I am starting this post with a statement that will seem self-evident. The meaning of words change with time. Now we all know this, that's why it seems self evident. However, the reality is a little different.
Each word is made up of two things.
The first is the formal meaning attached to the word. In modern times this appears in dictionaries.
The second is the emotional content attached to the word. This varies across time and space and between groups. We have to infer this from context.
A simple way of summarising this is to say that each word is a symbol to which is attached a bundle of attributes. As these attributes change, so does the meaning of the words. To pierce the veil of the past, we have to break through present symbols and associated attributes to past symbols and attributes. This can be very hard.
To illustrate this point, let me take three words - assimilation, time and distance.
Today in Australia, assimilation has taken on a very specific and negative meaning. When we apply these meanings to the use of the word in the past, we assume that those using the word actually mean the same thing that we think of we when we use the word. And that need not be true. This is in fact one element of my continuing dialogue with Neil Whitfield.
Time. We live in a time driven world marked by the clock and by agreed definitions of time. This affects our view of the world in all sorts of ways. Yet the past was very different.
Modern concepts of time depend upon agreed time structures set on a global basis. They also depend on the universal availability of clocks. In Australia of the past, there were neither agreed time structures (time varied between districts even within what we think of as common time zones), nor were their cheap and reliable time pieces. This affected every aspect of life.
Distance. The definition of a mile, for example, has been constant for some time. Yet the connotation, the emotional content, has shifted.

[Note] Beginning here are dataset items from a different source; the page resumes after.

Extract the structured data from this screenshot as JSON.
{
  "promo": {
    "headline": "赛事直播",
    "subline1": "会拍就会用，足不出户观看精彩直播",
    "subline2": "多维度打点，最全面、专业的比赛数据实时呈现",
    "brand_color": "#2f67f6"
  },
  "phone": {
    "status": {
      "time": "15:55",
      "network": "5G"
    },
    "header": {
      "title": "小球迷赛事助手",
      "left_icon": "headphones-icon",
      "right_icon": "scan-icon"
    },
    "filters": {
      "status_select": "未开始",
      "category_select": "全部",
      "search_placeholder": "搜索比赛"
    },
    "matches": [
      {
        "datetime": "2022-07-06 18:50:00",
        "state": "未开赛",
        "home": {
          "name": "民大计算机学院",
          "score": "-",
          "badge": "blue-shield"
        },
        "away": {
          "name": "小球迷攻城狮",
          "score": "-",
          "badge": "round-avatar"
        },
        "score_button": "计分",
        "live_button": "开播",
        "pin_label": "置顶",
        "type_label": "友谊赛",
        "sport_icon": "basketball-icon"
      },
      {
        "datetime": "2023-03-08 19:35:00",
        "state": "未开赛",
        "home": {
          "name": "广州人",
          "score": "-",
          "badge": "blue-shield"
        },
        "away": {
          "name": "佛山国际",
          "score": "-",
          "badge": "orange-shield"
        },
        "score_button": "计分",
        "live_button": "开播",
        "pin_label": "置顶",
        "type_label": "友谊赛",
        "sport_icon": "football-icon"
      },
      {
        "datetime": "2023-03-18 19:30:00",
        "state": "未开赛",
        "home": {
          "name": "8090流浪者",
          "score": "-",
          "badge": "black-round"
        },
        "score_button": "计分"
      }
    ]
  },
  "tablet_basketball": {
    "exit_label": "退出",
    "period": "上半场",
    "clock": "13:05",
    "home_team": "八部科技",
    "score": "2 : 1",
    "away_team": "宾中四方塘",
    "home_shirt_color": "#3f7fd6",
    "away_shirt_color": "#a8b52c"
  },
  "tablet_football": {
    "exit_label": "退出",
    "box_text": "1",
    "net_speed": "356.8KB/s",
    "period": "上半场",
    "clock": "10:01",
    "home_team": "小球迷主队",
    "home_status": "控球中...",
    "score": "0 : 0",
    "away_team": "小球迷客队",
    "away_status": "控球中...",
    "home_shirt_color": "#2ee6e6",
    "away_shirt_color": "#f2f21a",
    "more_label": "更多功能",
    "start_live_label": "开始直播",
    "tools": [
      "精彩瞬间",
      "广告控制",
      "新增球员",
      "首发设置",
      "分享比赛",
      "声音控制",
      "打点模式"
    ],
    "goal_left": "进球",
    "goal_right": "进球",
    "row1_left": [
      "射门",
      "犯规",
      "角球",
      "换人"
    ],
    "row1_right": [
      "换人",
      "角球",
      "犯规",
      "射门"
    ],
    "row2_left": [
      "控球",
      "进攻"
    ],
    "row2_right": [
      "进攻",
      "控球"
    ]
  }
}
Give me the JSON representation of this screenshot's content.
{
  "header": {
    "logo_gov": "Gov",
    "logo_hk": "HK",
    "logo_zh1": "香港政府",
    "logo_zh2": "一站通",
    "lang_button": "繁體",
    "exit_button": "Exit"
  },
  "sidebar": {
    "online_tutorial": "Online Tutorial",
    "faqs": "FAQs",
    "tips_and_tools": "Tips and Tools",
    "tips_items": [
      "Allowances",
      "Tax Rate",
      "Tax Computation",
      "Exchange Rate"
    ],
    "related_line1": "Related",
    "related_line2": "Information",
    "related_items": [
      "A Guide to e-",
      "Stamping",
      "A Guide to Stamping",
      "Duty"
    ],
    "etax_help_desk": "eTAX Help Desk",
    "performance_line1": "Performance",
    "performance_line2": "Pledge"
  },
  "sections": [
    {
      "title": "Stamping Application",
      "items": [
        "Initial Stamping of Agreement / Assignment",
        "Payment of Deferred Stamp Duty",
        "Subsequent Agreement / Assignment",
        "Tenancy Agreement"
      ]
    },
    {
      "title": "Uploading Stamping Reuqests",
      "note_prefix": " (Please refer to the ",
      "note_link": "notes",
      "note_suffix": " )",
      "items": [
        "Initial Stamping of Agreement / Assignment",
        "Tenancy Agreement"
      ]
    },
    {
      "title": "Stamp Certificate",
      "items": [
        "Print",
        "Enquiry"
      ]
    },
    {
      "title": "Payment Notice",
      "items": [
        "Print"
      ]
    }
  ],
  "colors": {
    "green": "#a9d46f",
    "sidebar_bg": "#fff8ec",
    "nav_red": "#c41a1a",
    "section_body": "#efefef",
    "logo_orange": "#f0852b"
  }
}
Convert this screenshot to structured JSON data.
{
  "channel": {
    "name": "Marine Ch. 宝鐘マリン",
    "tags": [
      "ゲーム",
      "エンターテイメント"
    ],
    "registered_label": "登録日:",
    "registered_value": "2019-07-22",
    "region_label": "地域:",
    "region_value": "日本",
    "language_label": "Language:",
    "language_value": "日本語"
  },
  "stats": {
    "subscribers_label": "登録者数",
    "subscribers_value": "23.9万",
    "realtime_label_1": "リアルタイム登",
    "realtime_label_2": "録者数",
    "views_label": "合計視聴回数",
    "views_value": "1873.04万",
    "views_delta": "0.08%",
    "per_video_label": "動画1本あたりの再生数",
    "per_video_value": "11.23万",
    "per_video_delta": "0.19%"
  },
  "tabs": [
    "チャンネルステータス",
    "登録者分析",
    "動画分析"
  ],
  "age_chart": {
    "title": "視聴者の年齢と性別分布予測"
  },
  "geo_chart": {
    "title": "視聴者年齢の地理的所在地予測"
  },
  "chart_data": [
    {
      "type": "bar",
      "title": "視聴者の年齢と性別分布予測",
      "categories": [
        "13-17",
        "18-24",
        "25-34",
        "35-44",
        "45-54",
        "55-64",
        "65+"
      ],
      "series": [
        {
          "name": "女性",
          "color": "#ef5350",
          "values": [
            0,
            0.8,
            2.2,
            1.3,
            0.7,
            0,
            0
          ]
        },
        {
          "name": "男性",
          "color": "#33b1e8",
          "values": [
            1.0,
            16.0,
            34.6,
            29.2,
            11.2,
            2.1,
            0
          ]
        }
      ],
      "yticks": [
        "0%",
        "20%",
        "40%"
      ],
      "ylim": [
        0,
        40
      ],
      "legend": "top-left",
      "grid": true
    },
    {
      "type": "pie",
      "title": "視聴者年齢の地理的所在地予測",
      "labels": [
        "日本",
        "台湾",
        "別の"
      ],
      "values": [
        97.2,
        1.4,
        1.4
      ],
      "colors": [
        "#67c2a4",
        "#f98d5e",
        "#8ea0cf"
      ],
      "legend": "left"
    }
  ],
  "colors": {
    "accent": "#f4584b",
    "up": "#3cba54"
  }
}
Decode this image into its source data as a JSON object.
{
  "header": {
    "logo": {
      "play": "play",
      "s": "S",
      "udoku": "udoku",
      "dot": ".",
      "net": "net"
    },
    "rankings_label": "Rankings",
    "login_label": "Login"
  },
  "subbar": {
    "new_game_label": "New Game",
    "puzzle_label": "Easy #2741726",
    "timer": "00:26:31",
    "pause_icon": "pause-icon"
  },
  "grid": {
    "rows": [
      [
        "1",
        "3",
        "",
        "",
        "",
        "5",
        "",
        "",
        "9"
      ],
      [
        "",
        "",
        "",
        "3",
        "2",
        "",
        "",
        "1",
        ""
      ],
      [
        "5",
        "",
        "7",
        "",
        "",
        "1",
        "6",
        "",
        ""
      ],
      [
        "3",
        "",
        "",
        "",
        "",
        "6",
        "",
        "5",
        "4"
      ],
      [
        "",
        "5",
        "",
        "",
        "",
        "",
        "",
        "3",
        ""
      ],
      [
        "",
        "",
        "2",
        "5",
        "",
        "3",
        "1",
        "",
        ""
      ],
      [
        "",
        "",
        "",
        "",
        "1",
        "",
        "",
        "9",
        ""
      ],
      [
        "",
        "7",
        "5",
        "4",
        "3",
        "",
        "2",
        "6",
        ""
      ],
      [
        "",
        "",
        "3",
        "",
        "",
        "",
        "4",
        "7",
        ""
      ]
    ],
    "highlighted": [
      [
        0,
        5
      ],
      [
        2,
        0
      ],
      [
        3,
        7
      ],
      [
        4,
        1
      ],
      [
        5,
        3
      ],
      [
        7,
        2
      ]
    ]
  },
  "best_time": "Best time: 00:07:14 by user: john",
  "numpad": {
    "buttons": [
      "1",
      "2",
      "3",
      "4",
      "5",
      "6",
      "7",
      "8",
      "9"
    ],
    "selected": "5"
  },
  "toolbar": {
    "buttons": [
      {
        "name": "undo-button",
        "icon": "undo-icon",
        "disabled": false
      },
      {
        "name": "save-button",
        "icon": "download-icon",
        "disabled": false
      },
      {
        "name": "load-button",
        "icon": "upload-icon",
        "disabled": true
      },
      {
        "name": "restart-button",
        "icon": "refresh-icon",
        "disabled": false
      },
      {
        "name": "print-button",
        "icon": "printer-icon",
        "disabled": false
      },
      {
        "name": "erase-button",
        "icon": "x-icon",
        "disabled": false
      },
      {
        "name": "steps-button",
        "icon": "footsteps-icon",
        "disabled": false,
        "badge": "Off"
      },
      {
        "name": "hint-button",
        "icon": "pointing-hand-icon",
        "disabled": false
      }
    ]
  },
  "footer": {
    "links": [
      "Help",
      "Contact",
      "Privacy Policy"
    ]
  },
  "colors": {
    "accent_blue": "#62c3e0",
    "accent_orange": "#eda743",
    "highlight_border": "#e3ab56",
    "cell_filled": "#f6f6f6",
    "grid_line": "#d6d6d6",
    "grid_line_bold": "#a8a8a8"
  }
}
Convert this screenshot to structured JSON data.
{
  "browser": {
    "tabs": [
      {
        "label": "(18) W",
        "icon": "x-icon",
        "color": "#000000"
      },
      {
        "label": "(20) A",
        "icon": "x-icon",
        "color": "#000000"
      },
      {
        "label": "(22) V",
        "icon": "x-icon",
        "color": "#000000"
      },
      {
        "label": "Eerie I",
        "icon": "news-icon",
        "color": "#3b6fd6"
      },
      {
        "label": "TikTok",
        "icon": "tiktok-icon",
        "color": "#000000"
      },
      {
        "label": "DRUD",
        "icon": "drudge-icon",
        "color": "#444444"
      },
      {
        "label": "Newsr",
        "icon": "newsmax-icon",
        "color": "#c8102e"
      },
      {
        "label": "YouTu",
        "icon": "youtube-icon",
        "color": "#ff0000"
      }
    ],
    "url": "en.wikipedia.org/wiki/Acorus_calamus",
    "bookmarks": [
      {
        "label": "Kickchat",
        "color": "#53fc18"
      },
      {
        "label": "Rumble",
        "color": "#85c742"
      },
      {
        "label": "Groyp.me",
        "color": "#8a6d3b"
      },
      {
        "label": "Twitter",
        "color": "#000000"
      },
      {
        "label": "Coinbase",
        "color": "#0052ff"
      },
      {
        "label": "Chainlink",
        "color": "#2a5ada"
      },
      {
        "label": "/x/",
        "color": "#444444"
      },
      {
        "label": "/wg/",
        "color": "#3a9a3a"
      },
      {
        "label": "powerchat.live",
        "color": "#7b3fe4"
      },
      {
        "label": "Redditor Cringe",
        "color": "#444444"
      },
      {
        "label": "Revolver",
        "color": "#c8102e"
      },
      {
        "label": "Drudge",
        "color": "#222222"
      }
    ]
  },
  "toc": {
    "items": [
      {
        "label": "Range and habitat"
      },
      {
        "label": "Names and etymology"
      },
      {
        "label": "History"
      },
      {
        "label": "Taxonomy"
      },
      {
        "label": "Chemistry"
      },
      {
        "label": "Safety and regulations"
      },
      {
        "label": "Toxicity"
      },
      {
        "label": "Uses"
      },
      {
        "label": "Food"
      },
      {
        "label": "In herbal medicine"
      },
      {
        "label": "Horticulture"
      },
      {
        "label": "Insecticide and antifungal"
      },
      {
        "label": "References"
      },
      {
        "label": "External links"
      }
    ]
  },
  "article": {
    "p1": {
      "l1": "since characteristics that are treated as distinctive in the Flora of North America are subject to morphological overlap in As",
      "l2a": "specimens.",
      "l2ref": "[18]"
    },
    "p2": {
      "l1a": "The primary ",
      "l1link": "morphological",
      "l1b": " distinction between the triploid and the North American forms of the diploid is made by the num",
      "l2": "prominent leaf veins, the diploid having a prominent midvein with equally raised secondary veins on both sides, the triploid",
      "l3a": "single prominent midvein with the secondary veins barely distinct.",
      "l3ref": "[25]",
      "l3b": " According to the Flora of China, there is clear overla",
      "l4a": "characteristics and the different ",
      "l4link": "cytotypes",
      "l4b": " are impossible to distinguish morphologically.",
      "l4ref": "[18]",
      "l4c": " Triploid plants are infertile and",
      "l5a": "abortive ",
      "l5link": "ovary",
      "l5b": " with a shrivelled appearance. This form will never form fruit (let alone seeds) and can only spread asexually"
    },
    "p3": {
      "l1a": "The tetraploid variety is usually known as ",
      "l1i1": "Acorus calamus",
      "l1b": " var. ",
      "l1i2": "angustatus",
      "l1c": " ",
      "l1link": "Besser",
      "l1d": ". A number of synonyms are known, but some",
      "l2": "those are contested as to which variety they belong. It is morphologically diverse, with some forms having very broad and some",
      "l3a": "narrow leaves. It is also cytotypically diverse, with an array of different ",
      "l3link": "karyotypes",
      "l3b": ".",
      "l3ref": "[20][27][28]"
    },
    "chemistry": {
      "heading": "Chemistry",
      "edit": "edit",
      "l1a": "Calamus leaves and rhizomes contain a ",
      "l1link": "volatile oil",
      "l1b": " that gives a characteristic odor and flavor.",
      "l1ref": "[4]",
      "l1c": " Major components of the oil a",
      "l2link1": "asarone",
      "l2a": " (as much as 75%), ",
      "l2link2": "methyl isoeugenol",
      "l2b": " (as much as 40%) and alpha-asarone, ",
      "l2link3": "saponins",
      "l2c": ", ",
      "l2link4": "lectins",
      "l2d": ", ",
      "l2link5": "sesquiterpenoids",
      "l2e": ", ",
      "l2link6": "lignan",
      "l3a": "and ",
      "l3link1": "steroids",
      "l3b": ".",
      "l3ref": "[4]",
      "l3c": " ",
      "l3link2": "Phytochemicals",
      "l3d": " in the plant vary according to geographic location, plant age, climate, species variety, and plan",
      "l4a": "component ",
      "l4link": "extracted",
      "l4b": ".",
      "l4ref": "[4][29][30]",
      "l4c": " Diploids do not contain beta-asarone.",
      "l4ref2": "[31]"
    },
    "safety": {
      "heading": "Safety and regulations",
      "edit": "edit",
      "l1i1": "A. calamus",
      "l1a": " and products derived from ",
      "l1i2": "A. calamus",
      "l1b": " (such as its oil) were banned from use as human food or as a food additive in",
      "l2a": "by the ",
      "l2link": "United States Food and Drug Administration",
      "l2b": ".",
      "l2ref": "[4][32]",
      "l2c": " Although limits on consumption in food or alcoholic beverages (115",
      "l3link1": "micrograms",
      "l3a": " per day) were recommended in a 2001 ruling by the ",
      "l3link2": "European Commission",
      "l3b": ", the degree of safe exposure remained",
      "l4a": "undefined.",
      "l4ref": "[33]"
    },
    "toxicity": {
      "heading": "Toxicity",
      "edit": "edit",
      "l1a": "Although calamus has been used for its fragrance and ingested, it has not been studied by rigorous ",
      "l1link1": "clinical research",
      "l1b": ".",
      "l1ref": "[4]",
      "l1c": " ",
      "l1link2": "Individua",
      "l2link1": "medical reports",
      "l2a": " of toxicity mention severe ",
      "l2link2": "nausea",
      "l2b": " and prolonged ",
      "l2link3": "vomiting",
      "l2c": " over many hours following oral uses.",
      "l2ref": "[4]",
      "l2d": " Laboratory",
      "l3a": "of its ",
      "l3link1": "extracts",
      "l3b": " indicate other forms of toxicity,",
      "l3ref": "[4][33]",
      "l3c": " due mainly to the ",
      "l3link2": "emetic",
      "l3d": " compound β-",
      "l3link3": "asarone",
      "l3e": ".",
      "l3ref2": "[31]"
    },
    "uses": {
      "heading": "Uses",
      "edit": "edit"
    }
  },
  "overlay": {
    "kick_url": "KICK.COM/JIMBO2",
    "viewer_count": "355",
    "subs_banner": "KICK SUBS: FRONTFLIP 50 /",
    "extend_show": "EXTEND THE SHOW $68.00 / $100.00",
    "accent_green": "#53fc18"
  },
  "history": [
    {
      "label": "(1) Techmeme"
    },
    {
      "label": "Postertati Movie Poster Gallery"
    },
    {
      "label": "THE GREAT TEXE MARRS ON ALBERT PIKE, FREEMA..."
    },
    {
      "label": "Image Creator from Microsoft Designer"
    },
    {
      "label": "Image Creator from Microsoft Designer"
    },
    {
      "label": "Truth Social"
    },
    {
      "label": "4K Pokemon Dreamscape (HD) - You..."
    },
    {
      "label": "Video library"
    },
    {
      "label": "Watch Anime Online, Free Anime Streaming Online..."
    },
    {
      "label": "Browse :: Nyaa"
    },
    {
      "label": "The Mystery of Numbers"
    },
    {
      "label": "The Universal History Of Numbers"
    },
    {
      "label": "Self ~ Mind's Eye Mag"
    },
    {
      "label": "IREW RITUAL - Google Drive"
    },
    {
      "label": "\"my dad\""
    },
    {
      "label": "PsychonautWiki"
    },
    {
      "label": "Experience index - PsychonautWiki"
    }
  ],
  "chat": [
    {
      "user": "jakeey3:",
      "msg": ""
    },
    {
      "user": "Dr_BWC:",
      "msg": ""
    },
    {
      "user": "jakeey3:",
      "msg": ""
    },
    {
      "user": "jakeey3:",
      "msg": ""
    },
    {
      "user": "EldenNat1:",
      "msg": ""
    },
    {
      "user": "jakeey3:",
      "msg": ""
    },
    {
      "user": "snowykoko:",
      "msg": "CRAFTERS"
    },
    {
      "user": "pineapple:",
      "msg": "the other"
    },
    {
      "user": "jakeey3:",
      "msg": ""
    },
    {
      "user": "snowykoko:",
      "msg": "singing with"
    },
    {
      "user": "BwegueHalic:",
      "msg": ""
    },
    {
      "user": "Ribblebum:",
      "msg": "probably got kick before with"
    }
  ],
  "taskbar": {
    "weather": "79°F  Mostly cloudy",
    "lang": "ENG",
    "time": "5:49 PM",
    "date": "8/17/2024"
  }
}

Consider this. Our modern view of the world has both shrunk and expanded. Shrunk, because we now move so fast from place to place, largely ignoring what lies between a and b. Expanded, because we now have seen so much more of this county as well as the broader globe.
A mile is not just a mile. It is also a distance that has to be travelled.
Too past Australians moving on foot or by horseback, the world was a vast place. To us, it is much diminished. Again, this has all sorts of effects on perception that can be unclear to us today.
I wondered if my selection of the word "assimilation" as an example might draw Neil, and it has! You will find his post here.
Neil noted that his post should not be seen as a critique of mine, and indeed it was not. We are just bouncing off each other as we so often do.
However, Neil's post does contain some interesting material that I can use to extend my point about the difficulties created by the changing meaning of words. I will have to do so tonight, because it is now the start of what will be a busy working day.